How Google and Adobe Identify Your Web Visitors
A few weeks ago I wrote about cookies and how they are used in web analytics. I also wrote about the browser feature called local storage, and why it’s unlikely to replace cookies as the primary way for identifying visitors among analytics tools. Those 2 concepts really set the stage for something that is likely to be far more interesting to the average analyst: how tools like Google Analytics and Adobe Analytics uniquely identify website visitors. So let’s take a look at each, starting with Google.
- __utma identifies a visitor and a visit. It has a 2-year expiration that will be updated on every request to GA.
- __utmb determines new sessions and visits. It has 30-minute expiration (same as the standard amount of time before a visit “times out” in GA) that will be updated on every request to GA.
- __utmz stores all GA traffic source information (i.e. how the visitor found your site). If you look closely at its value, you’ll be able to spot campaign query parameters or search engine referring domains, or at the very least the identifier of a “direct” visit. It has an expiration of 6 months that is updated on every request to GA.
- __utmv stores GA’s custom variable data (visitor-level only). It has an expiration of 2 years that is updated on every request to GA.
That was a mouthful – you might want to read through it again to make sure you didn’t miss anything! There are even a few cookies I didn’t list because GA sets them but they don’t contribute at all to visitor identification. If that looks like a lot of data sitting in cookies to you, you’re exactly right – and it helps explain why classic GA offers a much smaller set of reports than some of the other tools on the market. While I’m sure GA does a lot of work on the back-end, with all those cookies storing traffic source and custom variable data, there’s definitely a lot more burden being placed on the browser to keep a visitor’s “profile” up-to-date than on other analytics tools I’ve used. Understanding how classic GA used cookies is important to understanding just what an advancement Google’s Universal Analytics product really is.
One final note about GA’s cookies – and this applies to both Classic and Universal – is that there is code that can be used to pass cookie values from one domain to another. This code passes GA’s cookie values through the query string onto the next page, for cases where your site spans multiple domains, allowing you to preserve your visitor identification across sites. I won’t get into the details of that code here, but it’s useful to know that feature exists.
Many of the new features introduced with Universal Analytics – including additional custom dimensions (formerly variables) and metrics, enhanced e-commerce tracking, attribution, etc. – are either dependent upon or made much easier by that simpler approach to cookies. And the ability to identify your own visitors with your own unique identifier – part of the new “Measurement Protocol” introduced with Universal Analytics – would have fallen somewhere between downright impossible and horribly painful with Classic GA.

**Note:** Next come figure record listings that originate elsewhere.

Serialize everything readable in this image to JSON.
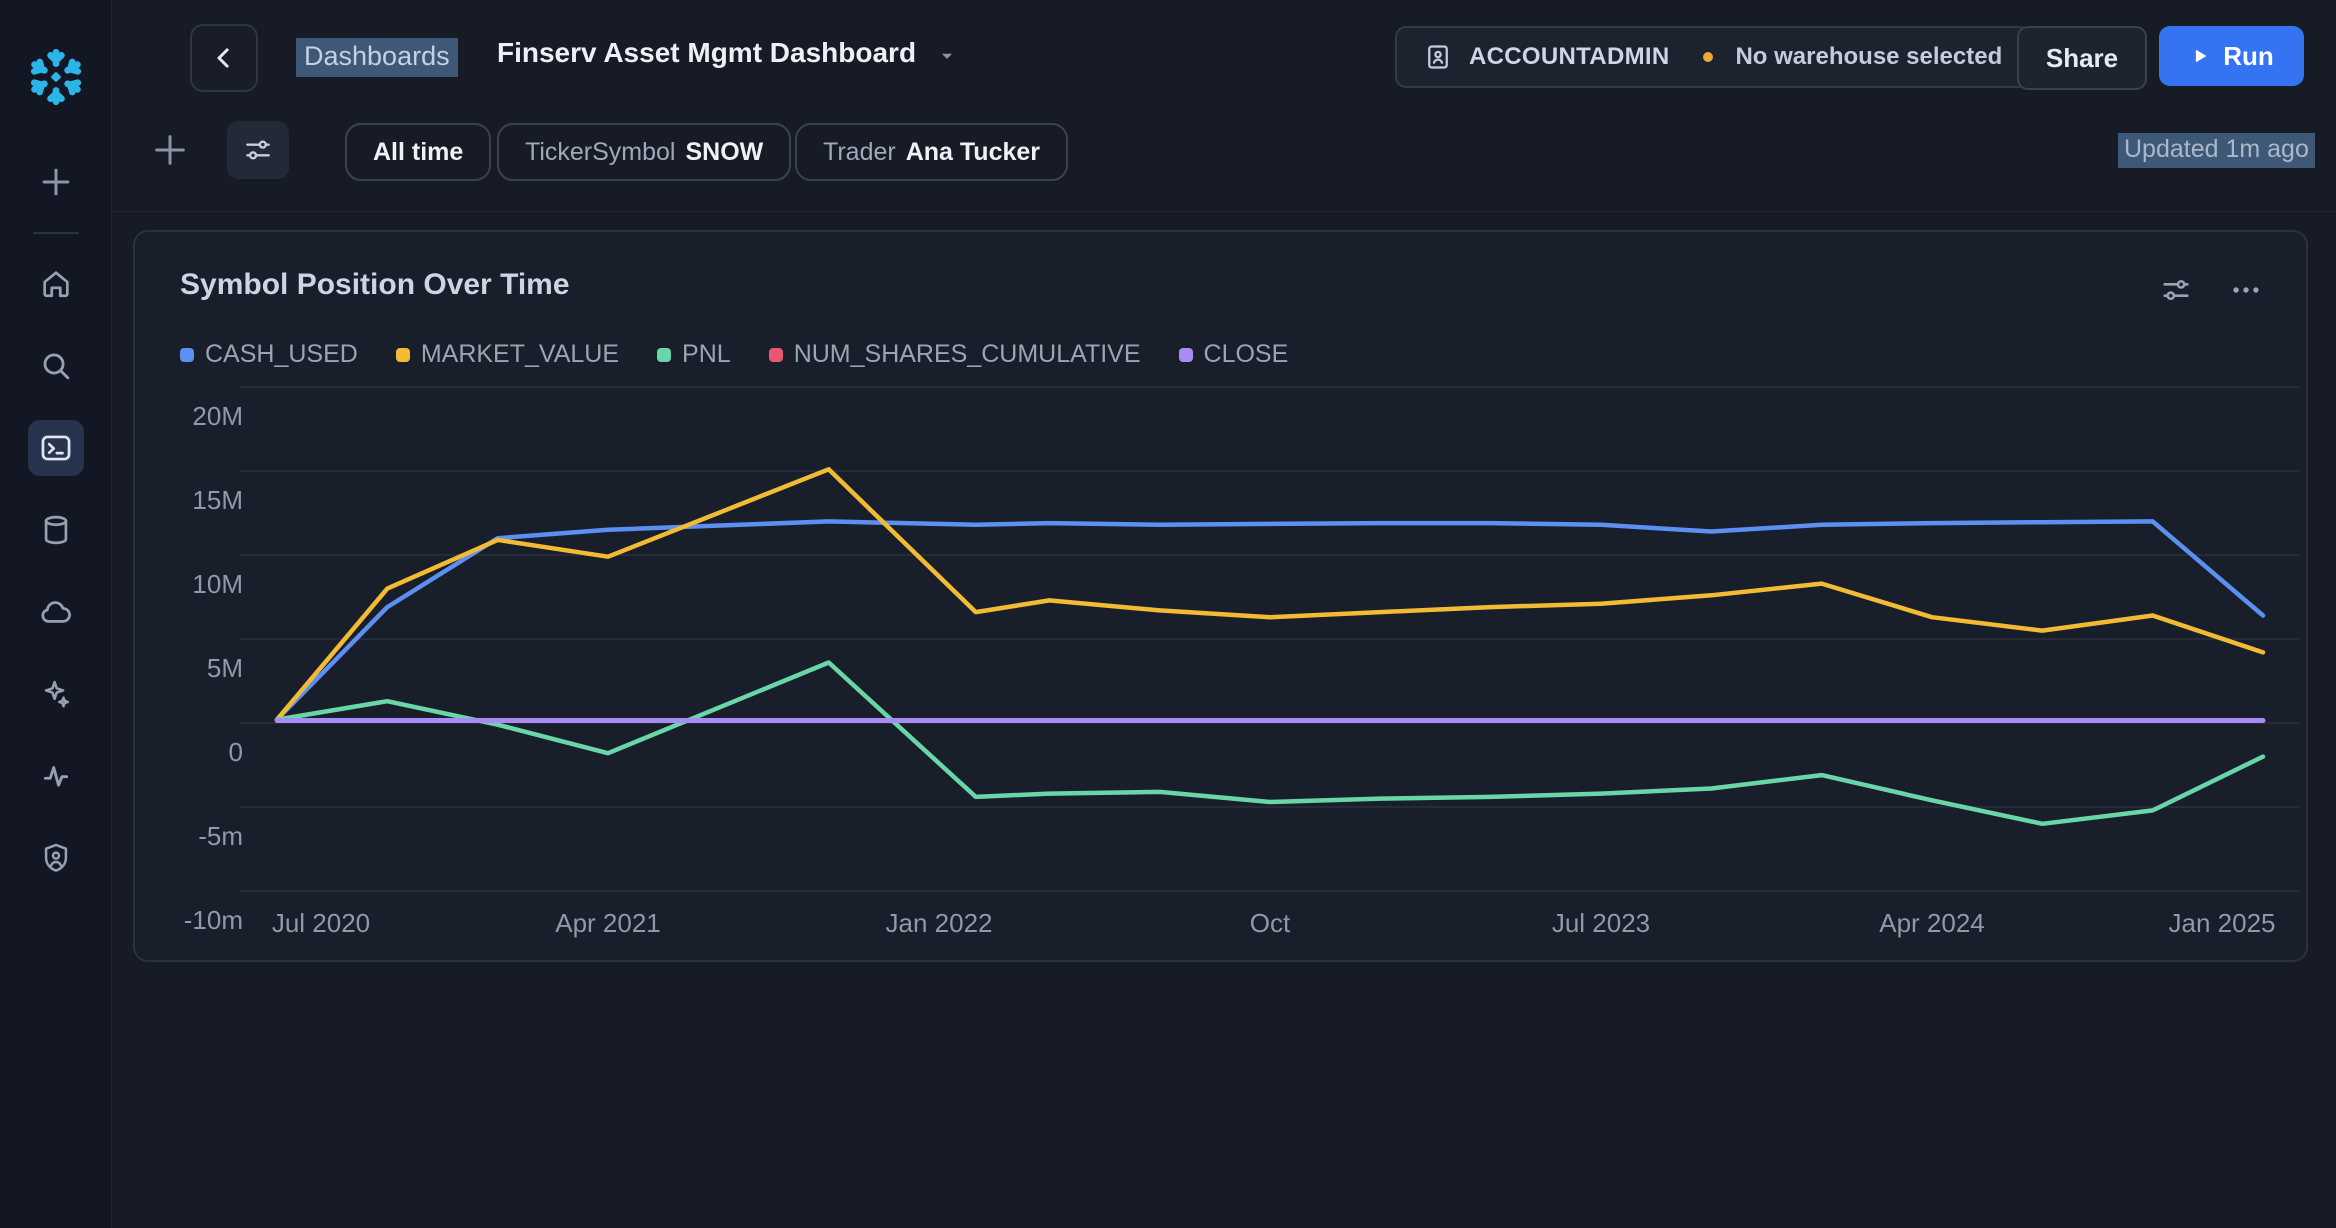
{
  "sidebar": {
    "icons": [
      "snowflake-logo",
      "plus-icon",
      "home-icon",
      "search-icon",
      "terminal-icon",
      "database-icon",
      "cloud-icon",
      "sparkles-icon",
      "activity-icon",
      "shield-user-icon"
    ],
    "active_item": "terminal"
  },
  "header": {
    "breadcrumb": "Dashboards",
    "title": "Finserv Asset Mgmt Dashboard",
    "role": "ACCOUNTADMIN",
    "warehouse_status": "No warehouse selected",
    "share_label": "Share",
    "run_label": "Run"
  },
  "filters": {
    "time_range": "All time",
    "ticker_label": "TickerSymbol",
    "ticker_value": "SNOW",
    "trader_label": "Trader",
    "trader_value": "Ana Tucker"
  },
  "panel": {
    "title": "Symbol Position Over Time",
    "updated": "Updated 1m ago",
    "more_icon": "ellipsis",
    "settings_icon": "sliders"
  },
  "chart_data": {
    "type": "line",
    "title": "Symbol Position Over Time",
    "xlabel": "",
    "ylabel": "",
    "x_unit": "months_since_jul_2020",
    "x": [
      0,
      3,
      6,
      9,
      15,
      19,
      21,
      24,
      27,
      30,
      33,
      36,
      39,
      42,
      45,
      48,
      51,
      54
    ],
    "series": [
      {
        "name": "CASH_USED",
        "color": "#5b8ff2",
        "values": [
          0.2,
          6.9,
          11.0,
          11.5,
          12.0,
          11.8,
          11.9,
          11.8,
          11.85,
          11.9,
          11.9,
          11.8,
          11.4,
          11.8,
          11.9,
          11.95,
          12.0,
          6.4
        ]
      },
      {
        "name": "MARKET_VALUE",
        "color": "#f1bc34",
        "values": [
          0.2,
          8.0,
          10.9,
          9.9,
          15.1,
          6.6,
          7.3,
          6.7,
          6.3,
          6.6,
          6.9,
          7.1,
          7.6,
          8.3,
          6.3,
          5.5,
          6.4,
          4.2
        ]
      },
      {
        "name": "PNL",
        "color": "#69d6a8",
        "values": [
          0.2,
          1.3,
          -0.1,
          -1.8,
          3.6,
          -4.4,
          -4.2,
          -4.1,
          -4.7,
          -4.5,
          -4.4,
          -4.2,
          -3.9,
          -3.1,
          -4.6,
          -6.0,
          -5.2,
          -2.0
        ]
      },
      {
        "name": "NUM_SHARES_CUMULATIVE",
        "color": "#e8566f",
        "values": [
          0.1,
          0.1,
          0.1,
          0.1,
          0.1,
          0.1,
          0.1,
          0.1,
          0.1,
          0.1,
          0.1,
          0.1,
          0.1,
          0.1,
          0.1,
          0.1,
          0.1,
          0.1
        ]
      },
      {
        "name": "CLOSE",
        "color": "#a98bf5",
        "values": [
          0.15,
          0.15,
          0.15,
          0.15,
          0.15,
          0.15,
          0.15,
          0.15,
          0.15,
          0.15,
          0.15,
          0.15,
          0.15,
          0.15,
          0.15,
          0.15,
          0.15,
          0.15
        ]
      }
    ],
    "y_ticks": [
      {
        "label": "20M",
        "value": 20
      },
      {
        "label": "15M",
        "value": 15
      },
      {
        "label": "10M",
        "value": 10
      },
      {
        "label": "5M",
        "value": 5
      },
      {
        "label": "0",
        "value": 0
      },
      {
        "label": "-5m",
        "value": -5
      },
      {
        "label": "-10m",
        "value": -10
      }
    ],
    "x_ticks": [
      {
        "label": "Jul 2020",
        "month": 0
      },
      {
        "label": "Apr 2021",
        "month": 9
      },
      {
        "label": "Jan 2022",
        "month": 18
      },
      {
        "label": "Oct",
        "month": 27
      },
      {
        "label": "Jul 2023",
        "month": 36
      },
      {
        "label": "Apr 2024",
        "month": 45
      },
      {
        "label": "Jan 2025",
        "month": 54
      }
    ],
    "ylim": [
      -10,
      22
    ],
    "grid": "horizontal",
    "legend_position": "top-left"
  }
}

This one change to visitor identification put GA on a much more level playing field with its competitors – one of whom we’re about to cover next.
Over the 8 years or so that I’ve been implementing Adobe Analytics (and its Omniture SiteCatalyst predecessor), Adobe’s best-practices approach to visitor identification has changed many times. We’ll look at 4 different iterations – but note that with each one, Adobe has always used a single ID to identify visitors, and then maintained visitor and visit information on its servers (like GA now does with Universal Analytics).
Third-party cookie (s_vi)
This cookie, called s_vi, has an expiration of 2 years, and is made up of 2 hexadecimal values, surrounded by [CS] and [CE]. On Adobe’s servers, these 2 values are converted to a more common base-10 value. But using hexadecimal keeps the values in the cookie smaller.
First-party cookie (s_vi)
You may remember from an earlier post that third-party cookies have a less-than-glowing reputation, and almost all the reasons for this are valid. Because third-party cookies are much more likely to be blocked, several years ago, Adobe started offering customers the ability to create a first-party cookie instead. The cookie is still set on Adobe’s servers – but using this approach, you actually allow Adobe to manage a subdomain to your site (usually metrics.companyname.com) for you. All Adobe requests are sent to this subdomain, which looks like part of your site – but it actually still just belongs to Adobe. It’s a little sneaky, but it gets the job done, and allows your Adobe tracking cookie to be first-party.
First-party cookie (s_fid)
In most cases, using the standard cookie (either first- or third-party) works just fine. But what if you’re using a third-party cookie and you find that a lot of your visitors have browser settings that reject it? Or what if you’re using a first-party cookie, but you have multiple websites on completely different domains? Do you have to set up subdomains for first-party cookies for every single one of them? What a hassle!
Adobe Marketing Cloud ID
The current iteration of Adobe’s visitor identification is a brand-new ID that allows for a single ID across Adobe’s entire suite of products (called the “Marketing Cloud”). That means if you use Adobe Analytics and Adobe Target, they can now both identify your visitors the exact same way. It must sound crazy that Adobe has owned both tools for over 6 years and that functionality is only now built right into the product – but it’s true!